Paul Goble
Staunton, Nov. 16 – Many have welcomed the decision of the Russian Supreme Court that Jehovah’s Witnesses must “not be prosecuted for peaceful meetings if the believers do not undertake attempts to renew the activity of the religious organization which has been recognized in Russia as extremist and prohibited” (sibreal.org/a/verhovnyj-sud-sobraniya-svidetelej-iegovy-ne-yavlyayutsya-ekstremizmom/31564248.html).
But there are three reasons to think that this decision will not end official persecution of the denomination that has been going on since the same court held in April 2017 that the Jehovah’s Witnesses were an extremist group and banned its activities in the Russian Federation, a decision that has been extended to ever more groups and individual believers.

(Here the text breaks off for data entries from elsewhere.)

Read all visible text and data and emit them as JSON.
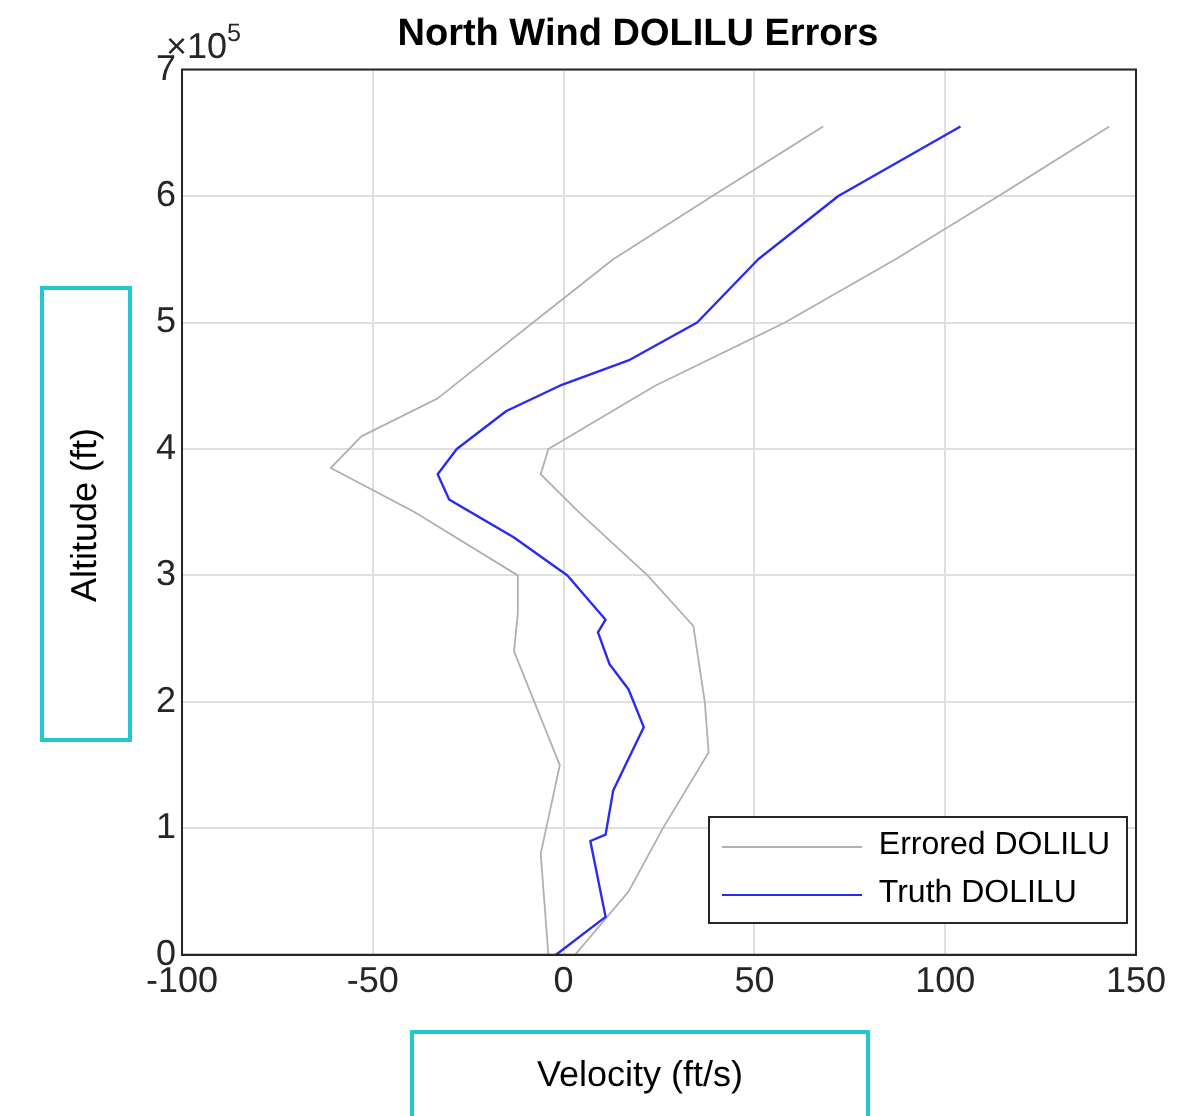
{
  "chart_data": {
    "type": "line",
    "title": "North Wind DOLILU Errors",
    "xlabel": "Velocity (ft/s)",
    "ylabel": "Altitude (ft)",
    "annotations": [
      "×10$^{5}$"
    ],
    "xlim": [
      -100,
      150
    ],
    "xticks": [
      -100,
      -50,
      0,
      50,
      100,
      150
    ],
    "ylim": [
      0,
      7
    ],
    "yticks": [
      0,
      1,
      2,
      3,
      4,
      5,
      6,
      7
    ],
    "grid": true,
    "legend": "bottom right",
    "series": [
      {
        "name": "Errored DOLILU",
        "color": "#b0b0b0",
        "x": [
          -4,
          -6,
          -1,
          -13,
          -12,
          -12,
          -39,
          -61,
          -53,
          -33,
          -8,
          13,
          39,
          68
        ],
        "values": [
          0,
          0.8,
          1.5,
          2.4,
          2.7,
          3,
          3.5,
          3.85,
          4.1,
          4.4,
          5,
          5.5,
          6,
          6.55
        ]
      },
      {
        "color": "#b0b0b0",
        "x": [
          3,
          17,
          26,
          38,
          37,
          34,
          22,
          4,
          -6,
          -4,
          24,
          58,
          87,
          114,
          143
        ],
        "values": [
          0,
          0.5,
          1,
          1.6,
          2,
          2.6,
          3,
          3.5,
          3.8,
          4,
          4.5,
          5,
          5.5,
          6,
          6.55
        ]
      },
      {
        "name": "Truth DOLILU",
        "color": "#2a2af5",
        "x": [
          -2,
          11,
          7,
          11,
          13,
          21,
          17,
          12,
          9,
          11,
          1,
          -13,
          -30,
          -33,
          -28,
          -15,
          -1,
          17,
          35,
          51,
          72,
          104
        ],
        "values": [
          0,
          0.3,
          0.9,
          0.95,
          1.3,
          1.8,
          2.1,
          2.3,
          2.55,
          2.65,
          3,
          3.3,
          3.6,
          3.8,
          4,
          4.3,
          4.5,
          4.7,
          5,
          5.5,
          6,
          6.55
        ]
      }
    ]
  }
}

First, the new decision simply brings the declared policy of the Russian legal system into what its propagandists and most recently Vladimir Putin have routinely claimed, namely, that the Jehovah’s Witnesses are free to practice their religion as long as they don’t violate Russian laws including missionary activity
The new decision does nothing to prevent the Investigation Committee or the FSB from declaring any meeting of the Jehovah’s Witnesses as involved with this. It simply means that the authorities will have to define the charges in other ways, and it leaves in place the 2017 ruling that the Jehovah’s Witnesses as a denomination are extremist, a dangerous nonsense.
Second, Putin’s words about these cases and the Supreme Court’s declaration almost certainly have more to do with Russian propaganda than they do with legal practice. They will be invoked by defenders of the Putin dictatorship every time anyone complains about the hundreds of Jehovah’s Witnesses either languishing in prisons or under legal jeopardy.

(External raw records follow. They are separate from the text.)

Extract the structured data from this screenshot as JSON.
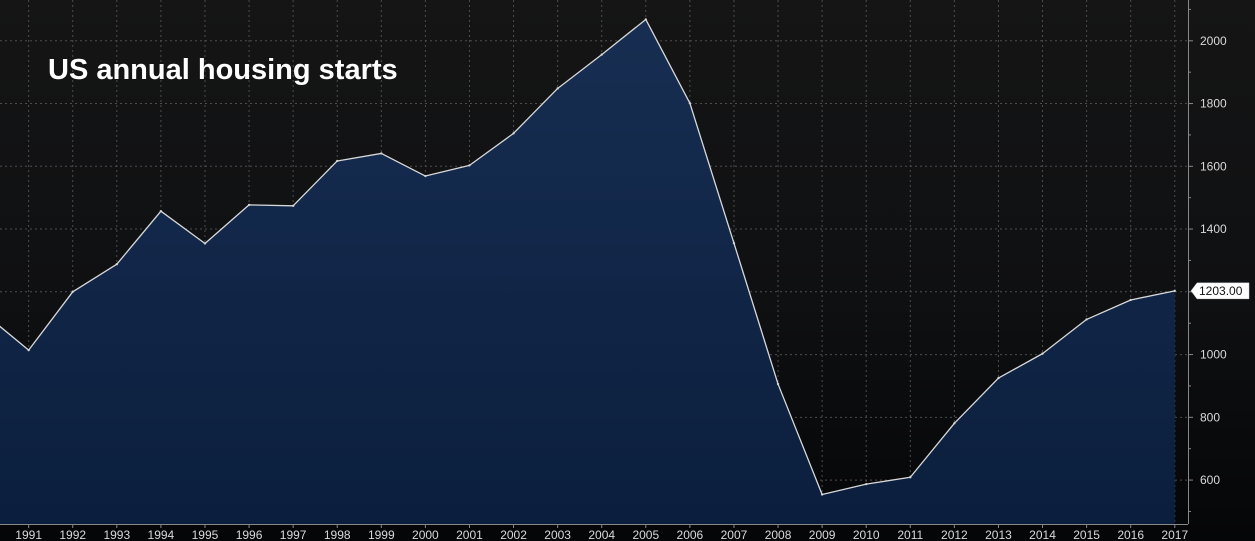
{
  "chart_data": {
    "type": "area",
    "title": "US annual housing starts",
    "xlabel": "",
    "ylabel": "",
    "x": [
      1990,
      1991,
      1992,
      1993,
      1994,
      1995,
      1996,
      1997,
      1998,
      1999,
      2000,
      2001,
      2002,
      2003,
      2004,
      2005,
      2006,
      2007,
      2008,
      2009,
      2010,
      2011,
      2012,
      2013,
      2014,
      2015,
      2016,
      2017
    ],
    "x_tick_labels": [
      "1991",
      "1992",
      "1993",
      "1994",
      "1995",
      "1996",
      "1997",
      "1998",
      "1999",
      "2000",
      "2001",
      "2002",
      "2003",
      "2004",
      "2005",
      "2006",
      "2007",
      "2008",
      "2009",
      "2010",
      "2011",
      "2012",
      "2013",
      "2014",
      "2015",
      "2016",
      "2017"
    ],
    "y_tick_labels": [
      "600",
      "800",
      "1000",
      "1200",
      "1400",
      "1600",
      "1800",
      "2000"
    ],
    "series": [
      {
        "values": [
          1130,
          1014,
          1200,
          1288,
          1457,
          1354,
          1477,
          1474,
          1617,
          1641,
          1569,
          1603,
          1705,
          1848,
          1956,
          2068,
          1801,
          1355,
          906,
          554,
          587,
          609,
          781,
          925,
          1003,
          1112,
          1174,
          1203
        ]
      }
    ],
    "last_value_label": "1203.00",
    "xlim": [
      1990.35,
      2017.3
    ],
    "ylim": [
      460,
      2130
    ],
    "y_axis_position": "right",
    "grid": true,
    "legend": "none",
    "colors": {
      "background": "#111111",
      "area_top": "#172e52",
      "area_bottom": "#0b1e3d",
      "line": "#d8d8d8",
      "grid": "#4d4d4d",
      "axis": "#888888",
      "text": "#d9d9d9",
      "label_box": "#ffffff"
    }
  }
}
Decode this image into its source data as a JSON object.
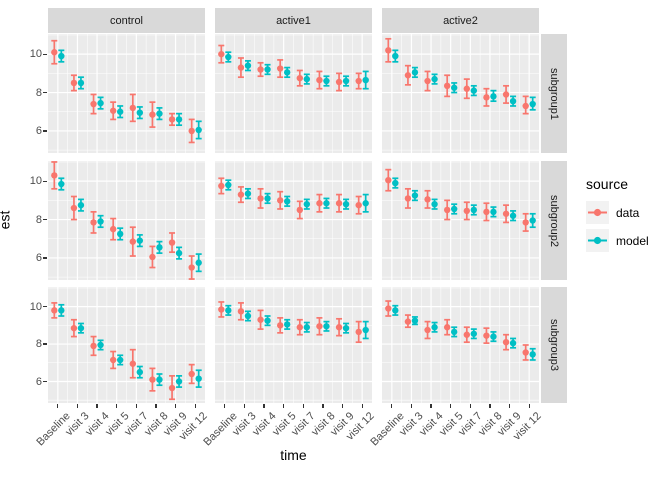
{
  "chart_data": {
    "type": "pointrange",
    "description": "Faceted grid of point estimates with error bars, data vs model, by treatment arm (columns) and subgroup (rows)",
    "xlabel": "time",
    "ylabel": "est",
    "legend_title": "source",
    "x_categories": [
      "Baseline",
      "visit 3",
      "visit 4",
      "visit 5",
      "visit 7",
      "visit 8",
      "visit 9",
      "visit 12"
    ],
    "facet_cols": [
      "control",
      "active1",
      "active2"
    ],
    "facet_rows": [
      "subgroup1",
      "subgroup2",
      "subgroup3"
    ],
    "y_ticks": [
      6,
      8,
      10
    ],
    "ylim": [
      4.85,
      11.05
    ],
    "grid": "white major+minor gridlines on grey panel",
    "legend_position": "right",
    "series": [
      {
        "name": "data",
        "color": "#F8766D"
      },
      {
        "name": "model",
        "color": "#00BFC4"
      }
    ],
    "colors": {
      "panel_bg": "#EBEBEB",
      "strip_bg": "#D9D9D9",
      "grid": "#FFFFFF",
      "tick_text": "#4D4D4D",
      "data": "#F8766D",
      "model": "#00BFC4"
    },
    "panels": [
      {
        "col": "control",
        "row": "subgroup1",
        "data": {
          "est": [
            10.1,
            8.5,
            7.4,
            7.05,
            7.2,
            6.85,
            6.6,
            6.0
          ],
          "lo": [
            9.5,
            8.1,
            6.9,
            6.6,
            6.5,
            6.2,
            6.3,
            5.4
          ],
          "hi": [
            10.7,
            8.9,
            7.9,
            7.5,
            7.9,
            7.5,
            6.9,
            6.6
          ]
        },
        "model": {
          "est": [
            9.9,
            8.5,
            7.45,
            7.0,
            6.95,
            6.9,
            6.6,
            6.05
          ],
          "lo": [
            9.6,
            8.2,
            7.15,
            6.7,
            6.65,
            6.6,
            6.3,
            5.6
          ],
          "hi": [
            10.2,
            8.8,
            7.75,
            7.3,
            7.25,
            7.2,
            6.9,
            6.5
          ]
        }
      },
      {
        "col": "active1",
        "row": "subgroup1",
        "data": {
          "est": [
            10.0,
            9.3,
            9.2,
            9.25,
            8.75,
            8.65,
            8.55,
            8.6
          ],
          "lo": [
            9.55,
            8.8,
            8.85,
            8.8,
            8.35,
            8.2,
            8.1,
            8.2
          ],
          "hi": [
            10.45,
            9.8,
            9.55,
            9.7,
            9.15,
            9.1,
            9.0,
            9.0
          ]
        },
        "model": {
          "est": [
            9.85,
            9.4,
            9.2,
            9.05,
            8.7,
            8.6,
            8.6,
            8.65
          ],
          "lo": [
            9.6,
            9.15,
            8.95,
            8.8,
            8.45,
            8.35,
            8.35,
            8.2
          ],
          "hi": [
            10.1,
            9.65,
            9.45,
            9.3,
            8.95,
            8.85,
            8.85,
            9.1
          ]
        }
      },
      {
        "col": "active2",
        "row": "subgroup1",
        "data": {
          "est": [
            10.2,
            8.9,
            8.6,
            8.35,
            8.2,
            7.75,
            7.9,
            7.3
          ],
          "lo": [
            9.6,
            8.4,
            8.1,
            7.8,
            7.7,
            7.3,
            7.45,
            6.9
          ],
          "hi": [
            10.8,
            9.4,
            9.1,
            8.9,
            8.7,
            8.2,
            8.35,
            7.8
          ]
        },
        "model": {
          "est": [
            9.9,
            9.05,
            8.7,
            8.25,
            8.1,
            7.8,
            7.55,
            7.4
          ],
          "lo": [
            9.6,
            8.8,
            8.45,
            8.0,
            7.85,
            7.55,
            7.3,
            7.1
          ],
          "hi": [
            10.2,
            9.3,
            8.95,
            8.5,
            8.35,
            8.1,
            7.8,
            7.75
          ]
        }
      },
      {
        "col": "control",
        "row": "subgroup2",
        "data": {
          "est": [
            10.3,
            8.6,
            7.85,
            7.5,
            6.85,
            6.05,
            6.8,
            5.5
          ],
          "lo": [
            9.6,
            8.0,
            7.3,
            6.95,
            6.1,
            5.5,
            6.3,
            4.9
          ],
          "hi": [
            11.0,
            9.2,
            8.4,
            8.05,
            7.6,
            6.6,
            7.3,
            6.1
          ]
        },
        "model": {
          "est": [
            9.85,
            8.75,
            7.9,
            7.25,
            6.9,
            6.55,
            6.25,
            5.75
          ],
          "lo": [
            9.55,
            8.45,
            7.6,
            6.95,
            6.6,
            6.25,
            5.95,
            5.3
          ],
          "hi": [
            10.15,
            9.05,
            8.2,
            7.55,
            7.2,
            6.85,
            6.55,
            6.2
          ]
        }
      },
      {
        "col": "active1",
        "row": "subgroup2",
        "data": {
          "est": [
            9.75,
            9.3,
            9.1,
            9.0,
            8.5,
            8.85,
            8.85,
            8.75
          ],
          "lo": [
            9.35,
            8.9,
            8.6,
            8.55,
            8.05,
            8.4,
            8.4,
            8.3
          ],
          "hi": [
            10.15,
            9.7,
            9.6,
            9.45,
            8.95,
            9.3,
            9.3,
            9.2
          ]
        },
        "model": {
          "est": [
            9.8,
            9.35,
            9.1,
            8.95,
            8.8,
            8.85,
            8.8,
            8.85
          ],
          "lo": [
            9.55,
            9.1,
            8.85,
            8.7,
            8.55,
            8.6,
            8.55,
            8.4
          ],
          "hi": [
            10.05,
            9.6,
            9.35,
            9.2,
            9.05,
            9.1,
            9.05,
            9.3
          ]
        }
      },
      {
        "col": "active2",
        "row": "subgroup2",
        "data": {
          "est": [
            10.05,
            9.1,
            9.05,
            8.5,
            8.45,
            8.4,
            8.3,
            7.85
          ],
          "lo": [
            9.5,
            8.6,
            8.6,
            8.0,
            8.0,
            7.95,
            7.85,
            7.4
          ],
          "hi": [
            10.6,
            9.6,
            9.5,
            9.0,
            8.9,
            8.85,
            8.75,
            8.3
          ]
        },
        "model": {
          "est": [
            9.9,
            9.25,
            8.8,
            8.55,
            8.5,
            8.4,
            8.2,
            7.95
          ],
          "lo": [
            9.65,
            9.0,
            8.55,
            8.3,
            8.25,
            8.15,
            7.95,
            7.6
          ],
          "hi": [
            10.15,
            9.5,
            9.05,
            8.8,
            8.75,
            8.65,
            8.45,
            8.3
          ]
        }
      },
      {
        "col": "control",
        "row": "subgroup3",
        "data": {
          "est": [
            9.8,
            8.85,
            7.9,
            7.15,
            6.95,
            6.1,
            5.65,
            6.4
          ],
          "lo": [
            9.4,
            8.4,
            7.4,
            6.7,
            6.2,
            5.5,
            5.05,
            5.9
          ],
          "hi": [
            10.2,
            9.3,
            8.4,
            7.6,
            7.7,
            6.7,
            6.3,
            6.9
          ]
        },
        "model": {
          "est": [
            9.8,
            8.85,
            7.95,
            7.15,
            6.5,
            6.1,
            6.0,
            6.15
          ],
          "lo": [
            9.5,
            8.6,
            7.7,
            6.9,
            6.2,
            5.8,
            5.7,
            5.7
          ],
          "hi": [
            10.1,
            9.1,
            8.2,
            7.4,
            6.8,
            6.4,
            6.3,
            6.6
          ]
        }
      },
      {
        "col": "active1",
        "row": "subgroup3",
        "data": {
          "est": [
            9.85,
            9.75,
            9.3,
            9.0,
            8.9,
            8.95,
            8.9,
            8.65
          ],
          "lo": [
            9.45,
            9.3,
            8.8,
            8.6,
            8.5,
            8.5,
            8.45,
            8.1
          ],
          "hi": [
            10.25,
            10.2,
            9.8,
            9.4,
            9.3,
            9.4,
            9.35,
            9.2
          ]
        },
        "model": {
          "est": [
            9.8,
            9.5,
            9.25,
            9.05,
            8.9,
            8.95,
            8.85,
            8.75
          ],
          "lo": [
            9.55,
            9.25,
            9.0,
            8.8,
            8.65,
            8.7,
            8.6,
            8.3
          ],
          "hi": [
            10.05,
            9.75,
            9.5,
            9.3,
            9.15,
            9.2,
            9.1,
            9.2
          ]
        }
      },
      {
        "col": "active2",
        "row": "subgroup3",
        "data": {
          "est": [
            9.9,
            9.2,
            8.75,
            8.9,
            8.5,
            8.45,
            8.1,
            7.55
          ],
          "lo": [
            9.5,
            8.9,
            8.3,
            8.5,
            8.1,
            8.05,
            7.7,
            7.15
          ],
          "hi": [
            10.3,
            9.55,
            9.2,
            9.3,
            8.9,
            8.85,
            8.5,
            7.95
          ]
        },
        "model": {
          "est": [
            9.8,
            9.25,
            8.9,
            8.65,
            8.55,
            8.4,
            8.05,
            7.45
          ],
          "lo": [
            9.55,
            9.05,
            8.65,
            8.4,
            8.3,
            8.15,
            7.8,
            7.15
          ],
          "hi": [
            10.05,
            9.45,
            9.15,
            8.9,
            8.8,
            8.65,
            8.3,
            7.75
          ]
        }
      }
    ]
  }
}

Moreover, they will obscure and are clearly intended to obscure that they do nothing to change the notion that the Jehovah’s Witnesses are an extremist organization deserving to be banned. Anyone who carefully reads the court’s ruling will see that but most will only take in the gloss that Russian propagandists will give it.
And third, while the ruling of the Russian Supreme Court is supposed to guide all lower courts and define future legal practice, the gap between what the courts in Russia say and what actual legal practice is not only has been historically large but has been growing larger rather than smaller in the Putin era.
For all these reasons, one should not celebrate the court’s decision but see it as yet another Kremlin effort to muddy the waters and distract attention from its repression of Russians who simply want to exercise their constitutional and God-given right to practice their religion without state interference.